Sejarah Kedatangan Wiralodra di Indramayu (Bagian Terakhir)
Ilustrasi Raden Arya Wiralodra |
Cerita ini merupakan lanjutan dari Tulisan Sejarah Kedatangan Wiralodra di Indramayu (Bagian ke-12). Wiralodra yang merasa telah aman dari gangguan Arya Kemunging dengan pasukannya, kemudian segera kembali ke Pedukuhan Cimanuk.
Tidak lama sesudah terjadinya peristiwa itu, terlintas di hati Wiralodra suatu keinginan untuk meresmikan berdirinya pedukuhan Cimanuk dan memberikan nama yang tetap.
Setelah ia berunding dengan para pembantunya terutama Ki Tinggil, maka mulailah mereka mengadakan persiapan pengumpulan bahan-bahan yang diperlukan, karena ia bermaksud lebih dulu mendirikan “Tarub Agung” (Pendopo) untuk berkumpul dan bermusyawarah mengenai jalannya pemerintahan.
Saat bahan-bahan yang diperlukan untuk membuat pendopo sudah siap semuanya, mulailah Raden Wiralodra dan rakyatnya membangun Tarbu Agung dengan menggunakan bahan-bahan yang terdiri dari kayu dan bambu.
Setelah pembangunan Tarub Agung selesai, maka Wiralodra menyiapkan saat akan diresmikannya pedukuhan tersebut. Wiralodra menghendaki agar peresmian tersebut dilaksanakan dengan suatu upacara sebagaimana lazimnya, yaitu mengadakan acara selamatan serta keramaian ala kadarnya.
Pada saat yang telah ditentukan, diresmikanlah berdirinya dukuh Cimanuk itu dengan segala kemeriahannya.
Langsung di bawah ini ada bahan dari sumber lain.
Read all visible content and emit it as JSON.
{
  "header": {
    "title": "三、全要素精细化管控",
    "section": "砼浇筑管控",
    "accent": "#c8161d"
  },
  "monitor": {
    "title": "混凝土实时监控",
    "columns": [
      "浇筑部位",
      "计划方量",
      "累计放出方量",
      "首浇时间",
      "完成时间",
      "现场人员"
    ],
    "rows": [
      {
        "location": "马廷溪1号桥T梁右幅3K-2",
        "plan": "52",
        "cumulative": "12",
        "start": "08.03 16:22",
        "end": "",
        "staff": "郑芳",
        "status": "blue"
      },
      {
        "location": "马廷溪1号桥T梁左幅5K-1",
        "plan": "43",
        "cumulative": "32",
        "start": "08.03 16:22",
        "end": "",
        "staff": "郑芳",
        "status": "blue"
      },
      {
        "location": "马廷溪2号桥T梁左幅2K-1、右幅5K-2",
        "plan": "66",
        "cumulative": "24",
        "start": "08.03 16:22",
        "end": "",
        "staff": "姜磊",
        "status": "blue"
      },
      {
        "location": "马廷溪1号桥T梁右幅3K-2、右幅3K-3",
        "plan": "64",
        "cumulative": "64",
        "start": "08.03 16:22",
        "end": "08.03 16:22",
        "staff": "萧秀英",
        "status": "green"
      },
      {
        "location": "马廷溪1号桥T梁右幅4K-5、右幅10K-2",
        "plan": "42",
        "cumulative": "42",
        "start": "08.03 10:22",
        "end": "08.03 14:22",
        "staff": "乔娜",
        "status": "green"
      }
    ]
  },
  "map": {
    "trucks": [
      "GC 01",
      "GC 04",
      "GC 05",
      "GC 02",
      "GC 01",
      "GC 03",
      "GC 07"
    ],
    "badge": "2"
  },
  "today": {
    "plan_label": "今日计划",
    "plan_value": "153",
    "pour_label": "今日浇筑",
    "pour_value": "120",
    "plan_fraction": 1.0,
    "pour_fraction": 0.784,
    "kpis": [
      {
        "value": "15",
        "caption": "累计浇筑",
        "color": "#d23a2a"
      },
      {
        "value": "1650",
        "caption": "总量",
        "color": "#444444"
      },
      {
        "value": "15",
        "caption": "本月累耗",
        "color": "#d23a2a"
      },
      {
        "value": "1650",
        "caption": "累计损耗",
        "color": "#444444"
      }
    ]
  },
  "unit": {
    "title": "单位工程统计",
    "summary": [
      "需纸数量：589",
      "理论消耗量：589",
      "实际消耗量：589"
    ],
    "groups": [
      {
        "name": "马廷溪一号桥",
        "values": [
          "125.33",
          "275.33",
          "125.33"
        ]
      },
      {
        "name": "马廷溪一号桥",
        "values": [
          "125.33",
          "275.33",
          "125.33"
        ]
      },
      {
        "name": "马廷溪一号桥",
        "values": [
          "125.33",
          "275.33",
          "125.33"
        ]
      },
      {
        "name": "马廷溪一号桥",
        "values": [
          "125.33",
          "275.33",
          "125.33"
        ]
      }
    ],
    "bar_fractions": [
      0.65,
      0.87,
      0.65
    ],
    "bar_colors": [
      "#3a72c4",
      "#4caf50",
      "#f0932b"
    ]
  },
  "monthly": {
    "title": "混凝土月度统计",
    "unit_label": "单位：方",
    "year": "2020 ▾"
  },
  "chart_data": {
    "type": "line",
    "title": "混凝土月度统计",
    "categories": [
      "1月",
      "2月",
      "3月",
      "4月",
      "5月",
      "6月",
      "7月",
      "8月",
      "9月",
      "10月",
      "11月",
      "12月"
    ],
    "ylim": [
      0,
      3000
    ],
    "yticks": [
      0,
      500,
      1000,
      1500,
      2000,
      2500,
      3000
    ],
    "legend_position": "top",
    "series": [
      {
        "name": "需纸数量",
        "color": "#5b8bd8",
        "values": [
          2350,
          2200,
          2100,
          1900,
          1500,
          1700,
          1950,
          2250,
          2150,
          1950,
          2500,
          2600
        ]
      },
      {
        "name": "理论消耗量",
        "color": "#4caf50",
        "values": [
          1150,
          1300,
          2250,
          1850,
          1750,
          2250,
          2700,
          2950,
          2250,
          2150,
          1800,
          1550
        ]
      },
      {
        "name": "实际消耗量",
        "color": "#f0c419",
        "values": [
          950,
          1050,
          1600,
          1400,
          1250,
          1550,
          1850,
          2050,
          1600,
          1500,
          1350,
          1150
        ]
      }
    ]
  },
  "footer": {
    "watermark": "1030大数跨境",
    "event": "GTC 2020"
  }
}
Berbagai hewan peliharaan seperti kerbau, sapi, rusa, dan kambing disembelih untuk merayakan berdirinya dukuh Cimanuk, kemudian rakyat berkumpul di Tarub Agung untuk merayakan peresmian serta menikmati hidangan yang disajikan. Sebelum selamatan dimulai, terlebih dahulu Wiralodra mengucapkan pidato peresmian.
Suasana seketika menjadi hening, ketika Wiralodra berdiri sambil menucapkan salam, sesudah memanjatkan puji syukur kehadirat Allah SWT, maka Wiralodra mulai menguraikan riwayat berdirinya pedukuhan Cimanuk. Kemudian mengakhiri pidatonya dengan kata-kata “Untuk mengenang jasa orang yang telah ikut membangun pedukuhan ini, maka pedukuhan ini kami namakan Darma Ayu”.
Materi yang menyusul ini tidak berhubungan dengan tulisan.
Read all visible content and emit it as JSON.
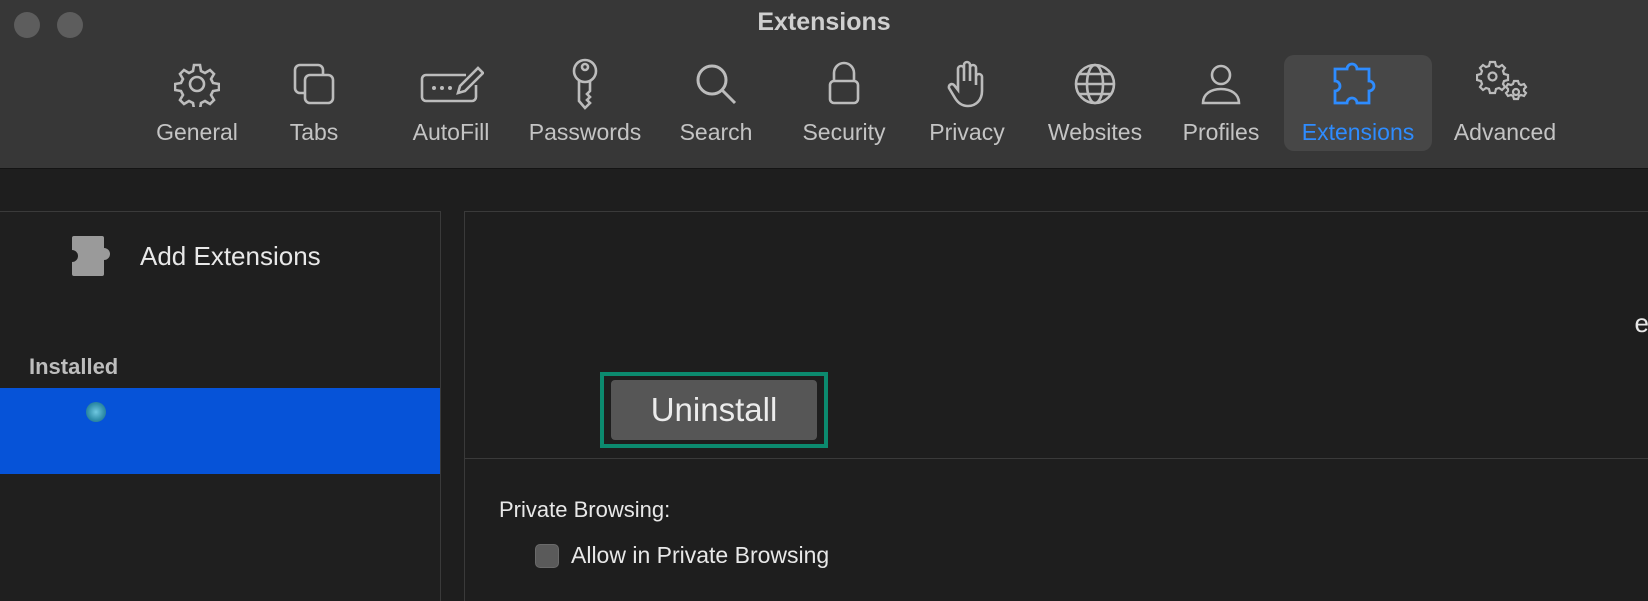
{
  "window": {
    "title": "Extensions"
  },
  "toolbar": {
    "tabs": [
      {
        "id": "general",
        "label": "General",
        "icon": "gear-icon"
      },
      {
        "id": "tabs",
        "label": "Tabs",
        "icon": "tabs-icon"
      },
      {
        "id": "autofill",
        "label": "AutoFill",
        "icon": "autofill-icon"
      },
      {
        "id": "passwords",
        "label": "Passwords",
        "icon": "key-icon"
      },
      {
        "id": "search",
        "label": "Search",
        "icon": "magnifier-icon"
      },
      {
        "id": "security",
        "label": "Security",
        "icon": "lock-icon"
      },
      {
        "id": "privacy",
        "label": "Privacy",
        "icon": "hand-icon"
      },
      {
        "id": "websites",
        "label": "Websites",
        "icon": "globe-icon"
      },
      {
        "id": "profiles",
        "label": "Profiles",
        "icon": "person-icon"
      },
      {
        "id": "extensions",
        "label": "Extensions",
        "icon": "puzzle-icon",
        "active": true
      },
      {
        "id": "advanced",
        "label": "Advanced",
        "icon": "gears-icon"
      }
    ],
    "accent_color": "#2e8cff"
  },
  "sidebar": {
    "add_extensions_label": "Add Extensions",
    "installed_title": "Installed",
    "selected_color": "#0653d8"
  },
  "detail": {
    "uninstall_label": "Uninstall",
    "edge_text": "e",
    "private_browsing_label": "Private Browsing:",
    "allow_private_label": "Allow in Private Browsing",
    "allow_private_checked": false,
    "highlight_color": "#0c8a6f"
  }
}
Selanjutnya Wiralodra mempersilakan Ki Tinggil untuk membacakan do’a. Ki Tinggil membacakan do’a dengan khidmat, sementara para hadirin membaca aamiin. Selesai membaca do’a Ki Tinggil mempersilakan para hadirin untuk menikmati hidangan yang telah disiapkan.
Sambil berkelakar seperti biasanya, Ki Tinggil berkata “Alangkah senangnya, kalau makan-makan seperti ini bisa kita adakan setiap bulan, Hadirin pun tertawa mendengar kelakar Ki Tinggil itu.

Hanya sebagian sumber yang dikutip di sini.